苏婉清伸手捂住他的嘴:“行了,别解释。解释就是掩饰。”
她站起身,走到窗边,望着窗外深沉的夜色。
“我听说蒙古使团再过几日便要离京。你若想借着他们的掩护混进宫,得抓紧时间。”
杨过站起身,走到她身后,轻轻环住她的腰。
“婉清,谢谢你。
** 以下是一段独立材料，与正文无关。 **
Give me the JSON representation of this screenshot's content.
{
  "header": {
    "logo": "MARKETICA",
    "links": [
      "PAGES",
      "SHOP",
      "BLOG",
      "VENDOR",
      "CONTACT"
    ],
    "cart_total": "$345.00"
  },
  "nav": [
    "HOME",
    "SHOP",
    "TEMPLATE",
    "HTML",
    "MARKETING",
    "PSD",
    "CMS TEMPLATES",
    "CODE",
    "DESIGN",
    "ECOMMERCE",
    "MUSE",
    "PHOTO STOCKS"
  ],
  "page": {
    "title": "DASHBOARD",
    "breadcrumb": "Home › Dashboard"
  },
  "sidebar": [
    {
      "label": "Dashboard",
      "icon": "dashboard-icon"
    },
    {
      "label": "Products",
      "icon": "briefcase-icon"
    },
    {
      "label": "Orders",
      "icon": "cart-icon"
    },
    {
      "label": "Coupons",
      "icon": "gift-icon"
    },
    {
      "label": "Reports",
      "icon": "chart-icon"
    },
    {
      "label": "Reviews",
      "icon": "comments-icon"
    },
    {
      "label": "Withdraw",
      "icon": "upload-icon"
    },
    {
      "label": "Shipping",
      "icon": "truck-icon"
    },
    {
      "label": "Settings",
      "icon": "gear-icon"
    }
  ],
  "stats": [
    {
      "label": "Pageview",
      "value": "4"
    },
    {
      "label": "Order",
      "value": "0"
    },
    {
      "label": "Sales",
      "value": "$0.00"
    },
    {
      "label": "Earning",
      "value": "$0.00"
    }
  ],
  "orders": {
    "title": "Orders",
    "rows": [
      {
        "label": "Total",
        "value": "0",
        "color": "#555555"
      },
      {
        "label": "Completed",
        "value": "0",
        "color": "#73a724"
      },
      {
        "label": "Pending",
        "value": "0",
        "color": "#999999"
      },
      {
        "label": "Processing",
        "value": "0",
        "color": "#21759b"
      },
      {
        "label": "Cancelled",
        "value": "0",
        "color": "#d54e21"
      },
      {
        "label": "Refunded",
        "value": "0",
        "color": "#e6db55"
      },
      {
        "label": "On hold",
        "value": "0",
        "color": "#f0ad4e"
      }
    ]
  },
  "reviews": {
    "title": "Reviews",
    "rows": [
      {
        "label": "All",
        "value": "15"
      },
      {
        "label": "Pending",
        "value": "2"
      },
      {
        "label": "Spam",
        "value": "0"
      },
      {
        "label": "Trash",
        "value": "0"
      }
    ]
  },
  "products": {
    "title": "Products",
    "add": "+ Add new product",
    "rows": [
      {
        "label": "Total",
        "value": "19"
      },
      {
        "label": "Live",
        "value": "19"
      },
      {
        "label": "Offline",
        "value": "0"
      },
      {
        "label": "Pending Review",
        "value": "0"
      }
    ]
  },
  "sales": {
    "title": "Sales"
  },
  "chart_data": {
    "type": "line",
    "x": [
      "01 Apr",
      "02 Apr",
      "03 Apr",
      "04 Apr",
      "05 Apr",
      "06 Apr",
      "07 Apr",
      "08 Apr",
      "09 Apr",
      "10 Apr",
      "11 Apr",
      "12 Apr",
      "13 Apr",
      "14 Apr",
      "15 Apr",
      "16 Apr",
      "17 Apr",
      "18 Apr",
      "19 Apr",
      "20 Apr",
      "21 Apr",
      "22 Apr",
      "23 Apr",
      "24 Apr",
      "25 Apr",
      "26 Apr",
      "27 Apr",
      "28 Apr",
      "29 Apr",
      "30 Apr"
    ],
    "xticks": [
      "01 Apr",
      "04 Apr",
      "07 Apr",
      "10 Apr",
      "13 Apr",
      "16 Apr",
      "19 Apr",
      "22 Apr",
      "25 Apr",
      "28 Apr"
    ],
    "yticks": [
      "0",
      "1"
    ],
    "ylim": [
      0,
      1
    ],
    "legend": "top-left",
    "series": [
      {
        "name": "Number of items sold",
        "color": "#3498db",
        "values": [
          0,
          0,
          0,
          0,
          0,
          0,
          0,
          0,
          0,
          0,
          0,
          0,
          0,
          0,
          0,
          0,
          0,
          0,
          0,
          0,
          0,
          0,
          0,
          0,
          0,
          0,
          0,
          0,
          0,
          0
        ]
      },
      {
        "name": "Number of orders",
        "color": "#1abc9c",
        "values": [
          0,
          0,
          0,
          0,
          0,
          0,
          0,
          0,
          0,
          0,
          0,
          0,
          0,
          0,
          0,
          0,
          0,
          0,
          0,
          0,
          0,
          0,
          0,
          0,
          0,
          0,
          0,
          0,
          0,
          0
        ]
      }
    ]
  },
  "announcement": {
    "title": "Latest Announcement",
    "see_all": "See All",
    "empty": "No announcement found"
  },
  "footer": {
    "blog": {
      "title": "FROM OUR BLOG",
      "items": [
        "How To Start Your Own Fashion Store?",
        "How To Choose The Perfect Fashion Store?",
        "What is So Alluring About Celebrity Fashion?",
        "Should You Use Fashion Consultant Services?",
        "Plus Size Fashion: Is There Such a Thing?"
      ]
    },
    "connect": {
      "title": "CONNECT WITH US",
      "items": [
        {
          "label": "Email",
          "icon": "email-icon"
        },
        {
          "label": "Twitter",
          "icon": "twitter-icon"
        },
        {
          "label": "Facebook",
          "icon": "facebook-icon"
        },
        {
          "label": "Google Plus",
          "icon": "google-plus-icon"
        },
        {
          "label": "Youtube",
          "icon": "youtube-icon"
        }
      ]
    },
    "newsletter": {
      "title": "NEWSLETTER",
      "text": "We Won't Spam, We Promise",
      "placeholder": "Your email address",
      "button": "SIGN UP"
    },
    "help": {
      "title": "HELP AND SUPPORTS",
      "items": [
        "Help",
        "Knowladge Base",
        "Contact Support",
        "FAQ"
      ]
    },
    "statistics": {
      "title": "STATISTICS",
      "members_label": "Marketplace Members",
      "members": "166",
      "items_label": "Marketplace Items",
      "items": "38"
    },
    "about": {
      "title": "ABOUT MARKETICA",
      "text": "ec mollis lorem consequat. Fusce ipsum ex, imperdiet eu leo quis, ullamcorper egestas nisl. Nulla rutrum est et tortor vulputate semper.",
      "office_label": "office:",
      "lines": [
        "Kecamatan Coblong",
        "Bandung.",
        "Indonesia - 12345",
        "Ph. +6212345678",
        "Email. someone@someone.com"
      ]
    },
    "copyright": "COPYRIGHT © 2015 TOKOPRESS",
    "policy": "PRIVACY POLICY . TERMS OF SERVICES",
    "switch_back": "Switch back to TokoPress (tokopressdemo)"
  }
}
”
苏婉清靠在他怀里,没有说话。
夜深人静,临安城的灯火渐次熄灭。
杨过悄无声息地从苏府后墙翻出。
月光下,他的身影如一只夜鸟,掠过重重屋脊,朝着城西方向疾掠而去。
会同馆坐落于城西清波门内,是专门接待外国使节的处所。
自蒙古使团入驻以来,馆外便多了不少暗哨。
明面上是保护,实则是监视。
杨过伏在一处三层楼阁的屋脊上,居高临下地望着会同馆。
贾似道果然在此布下了眼线。
馆外巷口停着两辆不起眼的马车,车帘低垂,隐约可见里头坐着人。
馆门两侧的茶摊上,几个看似寻常的茶客,目光却不时往馆内瞟去。
杨过冷笑一声。
这等伎俩,也想拦住他?
他身形一纵,如一片落叶般飘下屋脊,借着阴影的掩护,绕到会同馆后院。
后院墙高三丈,墙头还插着密密麻麻的铁蒺藜。
杨过他提气纵身,足尖在墙面上轻点两下,便如一只大鸟般越过墙头,悄无声息地落在院内。
院内寂静无声,只有巡夜的守卫偶尔走过。
杨过曾在会同馆住过一夜,对这里的布局了如指掌。
华筝的住处,在后院最深处的正房,门外有蒙古武士轮值守护。
他避开守卫,绕到正房侧面。窗内透出昏黄的烛光,映出一个窈窕的身影。
杨过轻轻叩响窗棂。
“谁?”里面传来华筝警惕的声音。
杨过低声道:“是我。”
窗内静了一息,随即窗扉轻轻推开一道缝。
华筝那张明艳的脸庞出现在窗后,她看见杨过,眼中先是惊喜,随即又闪过一丝复杂的神色。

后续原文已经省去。